Wir haben den führenden US-E-Commerce-Berater und Branchenexperten Rick Watson zu dem Thema im Rahmen des Lengow Days befragt.

1/ Hallo Rick, können Sie sich unseren Lesern kurz vorstellen?

Klar! Mein Name ist Rick Watson. Nachdem ich die letzten 20 Jahre als Technologieunternehmer und Operator ausschließlich in der E-Commerce-Branche für Unternehmen wie ChannelAdvisor, Barnes & Noble und Pitney Bowes tätig war, habe ich im Jahr 2019 mein eigenes E-Commerce-Beratungsunternehmen (RMW Commerce Consulting) gegründet.

2/ Können Sie uns etwas zu Amazon, dem derzeitigen Leader auf dem Markt, sagen?

60 Prozent der Verbraucher suchen bei Amazon nach Produkten eines Händlers, auch wenn er dort nicht vertreten ist.

Wir alle wissen, dass Amazon sich gerade in der Welt des E-Commerce wie der alleinige Herrscher fühlen muss. Im Jahr 2019 erwirtschaftete das Unternehmen etwa 335 Milliarden US-Dollar GMV, das sich auf Amazon-Erstprodukte (rund 60 Prozent des GMVs auf dem Online-Marktplatz) und Amazon-Marketplace-Seller verteilte. Werbung auf Amazon, die vor 10 Jahren noch nicht einmal ein Thema war, ist jetzt ein 14-Milliarden-Dollar-Geschäft und wächst von Jahr zu Jahr um 40 Prozent. Ende letzten Jahres berichtete Marketplace Pulse von etwa 3 Millionen Verkäufern auf Amazon. Das ist genug, um Ihnen ein Gefühl dafür zu geben, mit welcher Art von großer Herausforderung es andere Akteure des Marktes zu tun haben.

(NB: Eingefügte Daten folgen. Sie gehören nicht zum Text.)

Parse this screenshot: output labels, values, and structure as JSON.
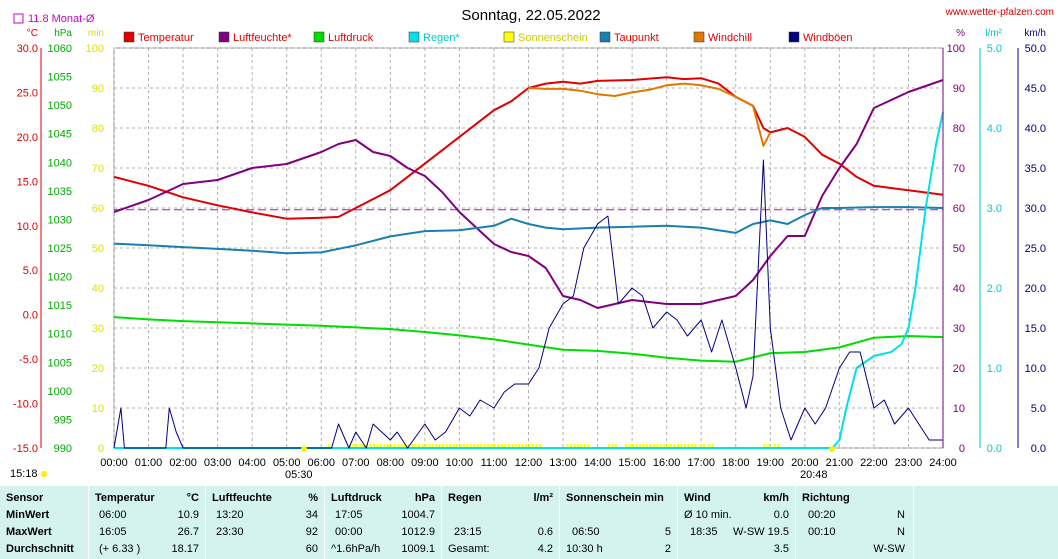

Wir sprechen hier von einem der innovativsten Unternehmen der Welt, aber damit ein Konkurrent Amazon tatsächlich zu Fall bringen kann, müssen wir uns dessen Schwächen ansehen. Amazon ist nämlich nicht ohne Probleme. Das größte Risiko für den Leader besteht darin, dass Marken und Händler Vertrauensprobleme mit der Plattform haben oder bekommen. Das Thema Nummer eins? Die Konkurrenz auf Amazon, die das Produkt von anderen Händlern einfach kopiert. Hier liegt aber auch das große Problem für die Herausforderer von Amazon: Denn obwohl Marken und Händler das wissen, unternehmen sie nichts dagegen. Was zählt, ist bei Amazon dabei zu sein. Egal, was der Preis dafür ist. Über 60 Prozent der Konsumenten suchen auf Amazon nach den Produkten eines Händlers, auch wenn er dort nicht vertreten ist!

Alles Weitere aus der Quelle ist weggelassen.